La passion qu'a suscitée à Salerne l'annonce de pourparlers avec le joueur, sur les réseaux sociaux mais aussi en ville avec l'apparition de maillots non officiels floqués de son N.7, a fini par le convaincre de rejoindre ce club quasi-inconnu hors d'Italie. "Lors de la présentation, devant 5.000 spectateurs, j'ai imaginé ce que cela donnerait avec un stade plein... Cela fait longtemps que je n'ai pas vu de supporters, ça m'aide", a-t-il assuré lors de sa conférence de presse de présentation, à laquelle s'était aussi invité le maire de Salerne. Contre le Torino, Ribéry a toutefois pu se rendre compte de la difficulté de la mission qui l'attend dans ce club disputant sa troisième saison dans l'élite, la première depuis plus de vingt ans. 

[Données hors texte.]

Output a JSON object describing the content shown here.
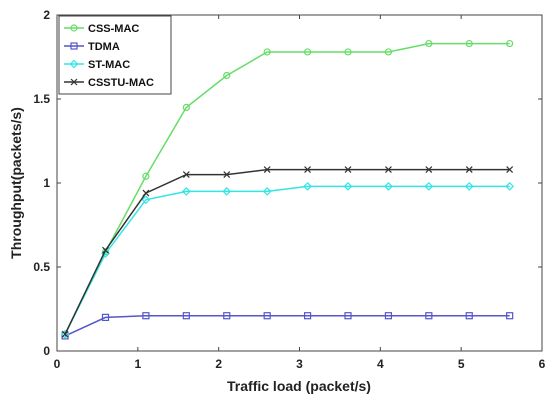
{
  "chart_data": {
    "type": "line",
    "title": "",
    "xlabel": "Traffic load (packet/s)",
    "ylabel": "Throughput(packets/s)",
    "xlim": [
      0,
      6
    ],
    "ylim": [
      0,
      2
    ],
    "xticks": [
      0,
      1,
      2,
      3,
      4,
      5,
      6
    ],
    "yticks": [
      0,
      0.5,
      1,
      1.5,
      2
    ],
    "xtick_labels": [
      "0",
      "1",
      "2",
      "3",
      "4",
      "5",
      "6"
    ],
    "ytick_labels": [
      "0",
      "0.5",
      "1",
      "1.5",
      "2"
    ],
    "grid": false,
    "legend_position": "top-left",
    "x": [
      0.1,
      0.6,
      1.1,
      1.6,
      2.1,
      2.6,
      3.1,
      3.6,
      4.1,
      4.6,
      5.1,
      5.6
    ],
    "series": [
      {
        "name": "CSS-MAC",
        "color": "#66dd66",
        "marker": "circle",
        "values": [
          0.1,
          0.59,
          1.04,
          1.45,
          1.64,
          1.78,
          1.78,
          1.78,
          1.78,
          1.83,
          1.83,
          1.83
        ]
      },
      {
        "name": "TDMA",
        "color": "#5555cc",
        "marker": "square",
        "values": [
          0.09,
          0.2,
          0.21,
          0.21,
          0.21,
          0.21,
          0.21,
          0.21,
          0.21,
          0.21,
          0.21,
          0.21
        ]
      },
      {
        "name": "ST-MAC",
        "color": "#33e5e5",
        "marker": "diamond",
        "values": [
          0.1,
          0.58,
          0.9,
          0.95,
          0.95,
          0.95,
          0.98,
          0.98,
          0.98,
          0.98,
          0.98,
          0.98
        ]
      },
      {
        "name": "CSSTU-MAC",
        "color": "#333333",
        "marker": "x",
        "values": [
          0.1,
          0.6,
          0.94,
          1.05,
          1.05,
          1.08,
          1.08,
          1.08,
          1.08,
          1.08,
          1.08,
          1.08
        ]
      }
    ]
  }
}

Deuxième l'an dernier à l'échelon inférieur, la Salernitana est le dernier club de Serie A pour la valeur de son effectif, selon le site spécialisé Transfermarkt. L'ensemble des joueurs est évalué à 38 millions d'euros, près de moitié moins que les deux clubs qui le précèdent dans ce classement financier (Venise et Spezia). C'est donc assez logiquement que le club de Campanie est déjà lanterne rouge avec trois défaites en trois matches, et onze buts encaissés (pour deux inscrits).

Retrouver la forme


Le club, co-détenu jusqu'à juin par le propriétaire de la Lazio Rome (Claudio Lotito), est par ailleurs en quête d'un repreneur. Et ce afin de se conformer aux règles fédérales interdisant que deux clubs d'une même division aient le même propriétaire. En attendant cette future cession, d'ici la fin de l'année au plus tard, un administrateur indépendant a été désigné. D'un point de vue économique, avec l'arrivée de Franck Ribéry, la Salernitana s'offre donc une belle promotion médiatique et se procure un actif non négligeable à mettre dans le panier en termes de marketing. Mais sur le terrain, l'opération suffira-t-elle à éviter un retour express en Serie B ? 

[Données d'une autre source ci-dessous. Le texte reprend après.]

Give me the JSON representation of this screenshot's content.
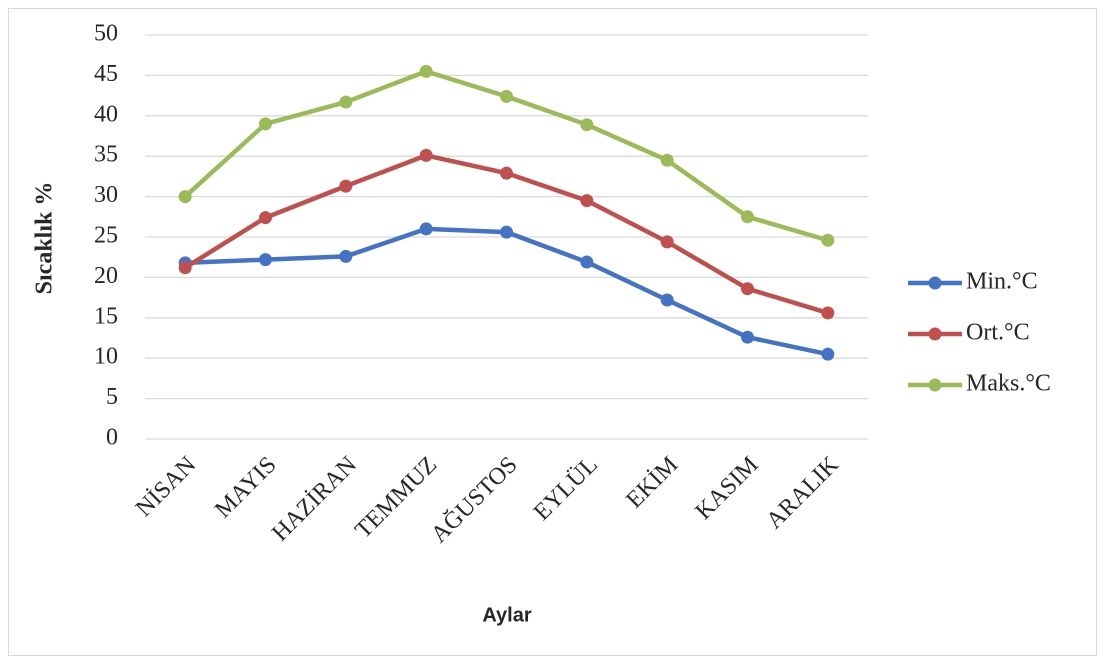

Dans le jeu, il faudra attendre que le Français ait retrouvé sa forme optimale, après un été à s'être entraîné seul, et espérer qu'il évite les blessures musculaires qui ont perturbé ses deux saisons à la Fiorentina. Mais sa vision du jeu et son expérience offrent des garanties nouvelles pour une équipe qui, contre la Roma (0-4), n'avait réussi que... 91 passes en 90 minutes! La Salernitana compte surtout sur son apport hors du terrain: "au-delà de l'aspect technique que nous connaissons tous, il a un impact extraordinaire auprès du groupe par son humilité, sa simplicité, son intelligence", a assuré l'entraîneur Fabrizio Castori. Ribéry, lui, a déjà fait passer un message: "l'important, ça va être de gagner vite un premier match".